Description: My TV dug a huge gouge in my Lack TV table. Rather than throw it away or replace the top slab, I opted to cover it with poplar.

Since I don’t have a huge array of woodworking tools, I had to pick board sizes that required minimal cutting. I went with 2.5″ pine lattice and 6″ poplar planks – both 1/4″ in thickness.

I put the pine on the sides first with liquid nail adhesive. I also put a random nail or two in place to compensate for bends and bows. I mitered the sides, but I’m not sure if this made a noticeable difference in the final look.

Next, I put the poplar on the top, covering the pine lattice, and trimmed to create staggered joints. It wouldn’t have been a bad idea to cut and place the pieces before gluing so I could have a more random pattern.
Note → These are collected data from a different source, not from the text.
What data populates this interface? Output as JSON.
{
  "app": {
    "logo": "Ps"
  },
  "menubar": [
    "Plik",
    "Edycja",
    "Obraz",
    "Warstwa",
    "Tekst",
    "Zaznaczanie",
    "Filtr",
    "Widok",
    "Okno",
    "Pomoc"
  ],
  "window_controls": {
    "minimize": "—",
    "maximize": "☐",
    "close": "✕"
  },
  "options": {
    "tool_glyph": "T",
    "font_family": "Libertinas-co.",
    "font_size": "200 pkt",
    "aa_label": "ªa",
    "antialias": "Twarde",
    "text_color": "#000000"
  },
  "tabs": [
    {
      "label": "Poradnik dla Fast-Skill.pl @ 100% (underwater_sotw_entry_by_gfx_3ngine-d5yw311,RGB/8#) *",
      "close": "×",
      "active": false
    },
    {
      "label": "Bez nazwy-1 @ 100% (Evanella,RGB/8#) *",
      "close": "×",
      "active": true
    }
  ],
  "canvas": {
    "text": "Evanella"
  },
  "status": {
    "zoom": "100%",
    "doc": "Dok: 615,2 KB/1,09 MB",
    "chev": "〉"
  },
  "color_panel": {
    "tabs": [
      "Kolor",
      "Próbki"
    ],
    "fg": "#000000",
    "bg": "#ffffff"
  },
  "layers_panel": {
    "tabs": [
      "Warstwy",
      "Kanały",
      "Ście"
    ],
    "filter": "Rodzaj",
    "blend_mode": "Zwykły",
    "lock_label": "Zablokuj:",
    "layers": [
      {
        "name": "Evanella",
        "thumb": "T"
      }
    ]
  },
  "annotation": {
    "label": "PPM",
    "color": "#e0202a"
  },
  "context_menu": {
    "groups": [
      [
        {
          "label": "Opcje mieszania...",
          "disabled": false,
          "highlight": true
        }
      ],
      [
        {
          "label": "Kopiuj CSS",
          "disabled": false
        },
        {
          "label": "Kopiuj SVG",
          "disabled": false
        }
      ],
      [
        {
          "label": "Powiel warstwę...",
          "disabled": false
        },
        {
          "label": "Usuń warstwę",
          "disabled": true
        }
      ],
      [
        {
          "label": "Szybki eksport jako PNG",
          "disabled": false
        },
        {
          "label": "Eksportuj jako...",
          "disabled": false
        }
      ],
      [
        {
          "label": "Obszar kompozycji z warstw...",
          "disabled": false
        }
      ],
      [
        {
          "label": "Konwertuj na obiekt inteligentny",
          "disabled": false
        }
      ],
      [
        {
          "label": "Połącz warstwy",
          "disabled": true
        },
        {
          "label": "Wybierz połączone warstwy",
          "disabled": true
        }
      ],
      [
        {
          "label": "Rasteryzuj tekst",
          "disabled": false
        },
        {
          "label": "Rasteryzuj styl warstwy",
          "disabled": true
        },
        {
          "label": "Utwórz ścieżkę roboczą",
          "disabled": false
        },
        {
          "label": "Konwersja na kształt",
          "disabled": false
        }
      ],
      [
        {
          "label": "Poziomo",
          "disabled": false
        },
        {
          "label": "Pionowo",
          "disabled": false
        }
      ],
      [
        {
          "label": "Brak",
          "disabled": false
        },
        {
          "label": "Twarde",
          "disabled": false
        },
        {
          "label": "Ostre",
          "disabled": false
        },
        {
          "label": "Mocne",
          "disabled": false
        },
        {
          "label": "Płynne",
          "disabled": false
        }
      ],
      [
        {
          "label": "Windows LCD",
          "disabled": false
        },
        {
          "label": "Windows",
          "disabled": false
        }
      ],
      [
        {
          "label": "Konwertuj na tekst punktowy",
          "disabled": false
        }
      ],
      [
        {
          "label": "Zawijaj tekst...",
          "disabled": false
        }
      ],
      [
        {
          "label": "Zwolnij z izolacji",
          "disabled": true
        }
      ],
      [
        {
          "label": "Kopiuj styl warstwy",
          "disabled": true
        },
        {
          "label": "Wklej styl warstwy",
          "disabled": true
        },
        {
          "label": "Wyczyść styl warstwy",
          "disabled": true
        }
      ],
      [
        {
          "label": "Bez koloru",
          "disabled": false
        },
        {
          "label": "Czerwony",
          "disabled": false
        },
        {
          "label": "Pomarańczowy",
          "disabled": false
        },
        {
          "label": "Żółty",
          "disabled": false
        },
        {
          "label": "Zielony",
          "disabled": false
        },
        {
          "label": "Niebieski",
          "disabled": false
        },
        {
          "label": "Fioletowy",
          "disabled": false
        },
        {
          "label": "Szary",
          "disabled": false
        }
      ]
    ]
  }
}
The boards got held down with a healthy bead of glue and tacked in place to smooth out the considerable bowing. I tried to select the flattest pieces of wood, but even small curves become noticeable when butted up against another board.

For joints with huge discrepancies, I used a hand planer to even out. The last board had a huge curve that created a 1/8 gap that I plugged with tiny slivers of left over wood. Once things were relatively smooth, I sanded pretty extensively with 60, 100, 150 and 220 grade sandpaper. I originally used wood putty to fill the nail holes and gaps, but it didn’t match the wood at all so I removed as much as I could and opted for elmers glue which absorbed the saw dust and worked way better.

I did some tests, but poplar isn’t great with stain so I used Tung Oil Finish. The pine was noticeably redder than then poplar, so I sampled some black stain on a corner. The stain only penetrated scratches, defects and other random spots, which when rubbed with a cloth looked kind of cool. So I did all the sides. The pine matched much better and lost its new “wood shop” look. I put two more coats of Tung Finish on and may do another later on.

I feel pretty good. I don’t have to trash the table or the top and I used a pretty tiny amount of wood, (enough to carry home on the bus).